Clearing the Interim Address
When we moved JQEvaluator into casehub-engine-common as part of the JQ
consolidation a few days ago, we knew it was temporary. The comment in CLAUDE.md
said so explicitly: follow-on platform extraction tracked in engine#317. The
right home for a domain-agnostic JQ evaluator is Foundation tier — somewhere
casehub-work, casehub-qhorus, and anyone else can reach it without taking a
dependency on Orchestration. Today’s branch finished that move.
Before starting, I checked PR #313 — the json-schema-validator pin fix that was
supposedly still open. It wasn’t. The commit was already on main (953f725), the PR
just hadn’t been closed. GitHub showed head and base both as main, which is the
signature of a PR created from the wrong branch or after the work landed directly.
I closed it and moved on.
The actual migration was forty files — six source files deleted from engine-common,
thirty-four import sites updated across runtime, scheduler-quartz, blackboard,
and work-adapter. The import mapping was straightforward:
io.casehub.engine.internal.jq.JQEvaluator → io.casehub.platform.expression.JQEvaluator
io.casehub.engine.internal.config.SecretManager → io.casehub.platform.api.expression.SecretManager
The pom change was two entries in the root <dependencyManagement> block and two
lines in common/pom.xml. The IntelliJ MCP handled the text replacements cleanly.
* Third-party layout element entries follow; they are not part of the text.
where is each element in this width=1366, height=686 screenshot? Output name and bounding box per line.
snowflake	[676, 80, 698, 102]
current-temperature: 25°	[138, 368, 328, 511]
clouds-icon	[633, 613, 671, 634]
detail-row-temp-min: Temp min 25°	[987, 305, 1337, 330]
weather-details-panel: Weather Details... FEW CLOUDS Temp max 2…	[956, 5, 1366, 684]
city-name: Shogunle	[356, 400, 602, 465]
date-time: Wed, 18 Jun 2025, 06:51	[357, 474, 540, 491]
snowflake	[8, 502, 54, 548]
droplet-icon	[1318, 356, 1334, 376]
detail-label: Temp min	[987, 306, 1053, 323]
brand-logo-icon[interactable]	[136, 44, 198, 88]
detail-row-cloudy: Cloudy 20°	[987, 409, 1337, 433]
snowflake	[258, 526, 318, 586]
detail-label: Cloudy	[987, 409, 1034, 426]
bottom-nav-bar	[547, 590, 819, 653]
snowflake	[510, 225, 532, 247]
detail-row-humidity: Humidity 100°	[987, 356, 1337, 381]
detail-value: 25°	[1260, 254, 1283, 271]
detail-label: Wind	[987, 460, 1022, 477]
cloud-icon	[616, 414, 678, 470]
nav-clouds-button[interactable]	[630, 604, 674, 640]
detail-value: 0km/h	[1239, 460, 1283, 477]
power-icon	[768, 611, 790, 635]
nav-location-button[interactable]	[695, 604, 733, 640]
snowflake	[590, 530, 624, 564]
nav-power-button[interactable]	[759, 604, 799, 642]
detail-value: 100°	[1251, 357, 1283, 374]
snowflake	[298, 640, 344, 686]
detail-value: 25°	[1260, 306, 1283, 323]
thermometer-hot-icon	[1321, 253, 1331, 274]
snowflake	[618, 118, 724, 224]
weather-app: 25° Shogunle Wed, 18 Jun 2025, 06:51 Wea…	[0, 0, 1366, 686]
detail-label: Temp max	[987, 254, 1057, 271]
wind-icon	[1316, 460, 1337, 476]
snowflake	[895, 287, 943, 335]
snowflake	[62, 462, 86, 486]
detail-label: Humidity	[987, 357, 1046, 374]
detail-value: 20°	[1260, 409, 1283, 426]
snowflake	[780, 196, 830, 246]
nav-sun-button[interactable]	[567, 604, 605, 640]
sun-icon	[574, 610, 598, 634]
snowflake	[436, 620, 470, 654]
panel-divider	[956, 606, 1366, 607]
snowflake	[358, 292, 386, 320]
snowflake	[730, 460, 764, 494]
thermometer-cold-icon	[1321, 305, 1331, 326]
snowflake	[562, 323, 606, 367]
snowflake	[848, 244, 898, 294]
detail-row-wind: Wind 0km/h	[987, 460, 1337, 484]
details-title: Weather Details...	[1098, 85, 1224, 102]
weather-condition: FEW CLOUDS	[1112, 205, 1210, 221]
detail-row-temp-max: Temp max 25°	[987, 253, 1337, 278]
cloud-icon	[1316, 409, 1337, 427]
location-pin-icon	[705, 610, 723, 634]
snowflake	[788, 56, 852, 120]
What it didn’t catch was ConfigContextIntegrationTest. That test class lives in
io.casehub.engine.internal.config — the same package as the deleted ConfigManager
and SecretManager. No import statement. Claude had been searching for
import io.casehub.engine.internal.config.* and found nothing, because same-package
references don’t need imports. The build caught it on the first compile attempt;
the fix was two added imports. Worth remembering: after any package-level deletion,
also check for test classes living in the same package as the deleted types.
The other surprise was ValidationResultTest. The platform’s ValidationResult
record has a compact constructor that rejects null error messages with an
IllegalArgumentException. The engine’s old version accepted them silently. One test
was named error_nullMessageDoesNotThrow — documenting behaviour that the platform
deliberately doesn’t preserve. I updated it to error_nullMessageThrows and verified
the new contract makes more sense anyway: an error result with no message is useless.
Four test configs needed quarkus.index-dependency entries for
casehub-platform-expression. This is the standard library JAR CDI discovery
pattern — Quarkus doesn’t index transitive dependencies automatically, so any
@ApplicationScoped bean in a platform artifact needs an explicit entry wherever
@QuarkusTest is used. It’s mechanical but easy to miss when adding a new platform
dependency.
The runtime @QuarkusTest suite is still blocked by a pre-existing
RoutingCursorStore unsatisfied dependency — a separate fix. The migration itself
compiles clean and the non-Docker tests pass.